The Secretary argues that
St. James
and
Our Lady of Lourdes
are not on point because in those cases the providers had in some manner brought the disputed items to the fiscal intermediaries’ attention, in addition to self-disallowing the costs. Because “there was a history of conflict on the disputed costs between the provider and the intermediary,” the Secretary contends that those decisions should be distinguished from the case at bar. See Def.Opp. to Plf. Motion for Reconsideration, at 5-6. Although the district court’s decision in
St. James
mentioned that conflict, (535 F.Supp. at 755), the appellate court did not, (698 F.2d at 1340-41); neither court held or even intimated that Board jurisdiction required anything more than recording the disallowance in the cost report. Similarly, the district court in
Our Lady of Lourdes
reported the history of the provider’s dispute with the intermediary over emergency room costs
(see
note 4,
supra),
but did not suggest that Board jurisdiction turned on the existence of that dispute.
Although this Court is not bound by
St. James
or
Our Lady of Lourdes,
the reasoning in those decisions is persuasive. The statute makes no further demands on a provider beyond including the costs in the report. If the provider did not make an appropriate disallowance, it would clearly be out of compliance with the regulations.
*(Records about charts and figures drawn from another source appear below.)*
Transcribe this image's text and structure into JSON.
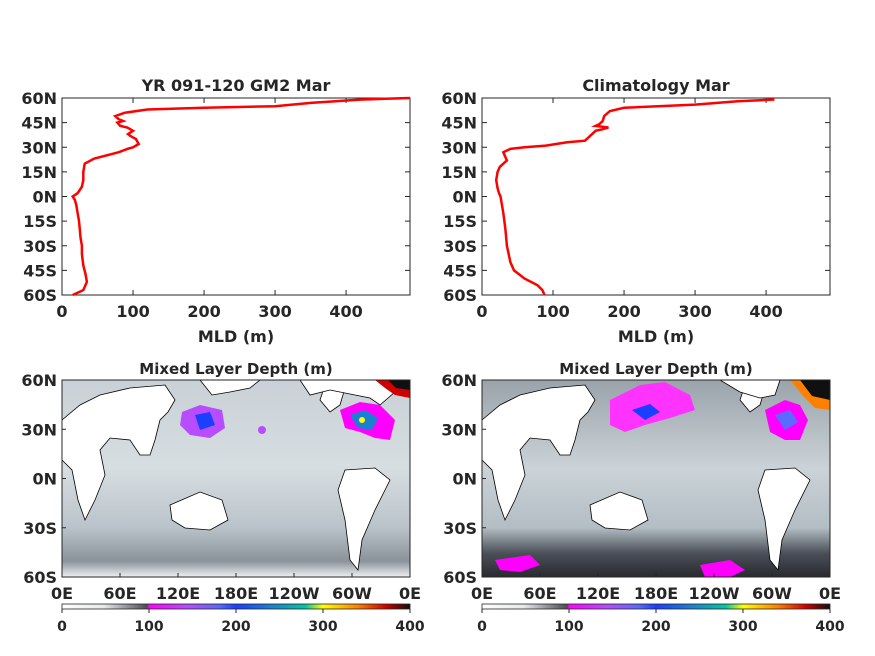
{
  "chart_data": [
    {
      "type": "line",
      "title": "YR 091-120 GM2 Mar",
      "xlabel": "MLD (m)",
      "xlim": [
        0,
        490
      ],
      "ylim": [
        -60,
        60
      ],
      "xticks": [
        "0",
        "100",
        "200",
        "300",
        "400"
      ],
      "yticks": [
        "60N",
        "45N",
        "30N",
        "15N",
        "0N",
        "15S",
        "30S",
        "45S",
        "60S"
      ],
      "color": "#ff0000",
      "series": [
        {
          "x": [
            15,
            30,
            35,
            33,
            30,
            28,
            28,
            26,
            25,
            24,
            22,
            20,
            18,
            15,
            22,
            28,
            30,
            30,
            32,
            45,
            80,
            92,
            100,
            108,
            104,
            96,
            93,
            100,
            92,
            82,
            78,
            86,
            80,
            75,
            88,
            120,
            200,
            300,
            350,
            420,
            490
          ],
          "y": [
            -60,
            -57,
            -52,
            -47,
            -42,
            -35,
            -30,
            -25,
            -20,
            -15,
            -10,
            -5,
            -2,
            0,
            2,
            6,
            10,
            15,
            20,
            23,
            27,
            29,
            30,
            32,
            35,
            37,
            38,
            40,
            42,
            43,
            45,
            46,
            47,
            49,
            51,
            53,
            54,
            55,
            57,
            59,
            60
          ]
        }
      ]
    },
    {
      "type": "line",
      "title": "Climatology Mar",
      "xlabel": "MLD (m)",
      "xlim": [
        0,
        490
      ],
      "ylim": [
        -60,
        60
      ],
      "xticks": [
        "0",
        "100",
        "200",
        "300",
        "400"
      ],
      "yticks": [
        "60N",
        "45N",
        "30N",
        "15N",
        "0N",
        "15S",
        "30S",
        "45S",
        "60S"
      ],
      "color": "#ff0000",
      "series": [
        {
          "x": [
            88,
            85,
            78,
            60,
            45,
            40,
            35,
            33,
            30,
            28,
            26,
            24,
            22,
            20,
            22,
            25,
            30,
            35,
            32,
            30,
            40,
            60,
            90,
            120,
            145,
            150,
            155,
            160,
            170,
            178,
            160,
            165,
            170,
            172,
            180,
            200,
            300,
            360,
            410,
            410
          ],
          "y": [
            -60,
            -57,
            -54,
            -50,
            -45,
            -40,
            -30,
            -20,
            -10,
            -5,
            0,
            2,
            5,
            10,
            15,
            18,
            20,
            22,
            25,
            27,
            29,
            30,
            31,
            33,
            34,
            36,
            38,
            40,
            41,
            42,
            43,
            44,
            46,
            49,
            52,
            54,
            56,
            58,
            59,
            60
          ]
        }
      ]
    },
    {
      "type": "heatmap",
      "title": "Mixed Layer Depth (m)",
      "yticks": [
        "60N",
        "30N",
        "0N",
        "30S",
        "60S"
      ],
      "xticks": [
        "0E",
        "60E",
        "120E",
        "180E",
        "120W",
        "60W",
        "0E"
      ],
      "colorbar_ticks": [
        "0",
        "100",
        "200",
        "300",
        "400"
      ],
      "clim": [
        0,
        400
      ]
    },
    {
      "type": "heatmap",
      "title": "Mixed Layer Depth (m)",
      "yticks": [
        "60N",
        "30N",
        "0N",
        "30S",
        "60S"
      ],
      "xticks": [
        "0E",
        "60E",
        "120E",
        "180E",
        "120W",
        "60W",
        "0E"
      ],
      "colorbar_ticks": [
        "0",
        "100",
        "200",
        "300",
        "400"
      ],
      "clim": [
        0,
        400
      ]
    }
  ]
}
Thus, to follow the Secretary’s interpretation of the statute, the provider would have to choose between claiming a nonreimbursable expense and risking possible fraud' charges, or losing the right to challenge the disallowance before the Board. Such a result is clearly not what Congress intended. The Court, therefore, holds that an item is “covered by” the cost report within the meaning of 42 U.S.C. § 1395oo(d) if a “self-disallowance” of the cost is reported in the cost report, and that the Board has jurisdiction to review disputes regarding such disallowed costs.
Accordingly,
IT IS HEREBY ORDERED that
(1) Plaintiffs’ motion for summary judgment is granted; and
(2) The Board shall accept jurisdiction over plaintiffs’ request that their fiscal 1981 cost reports be reviewed with respect to the application of the regulations governing reimbursement of reasonable return on equity capital pursuant to 42 C.F.R. § 405.429(a).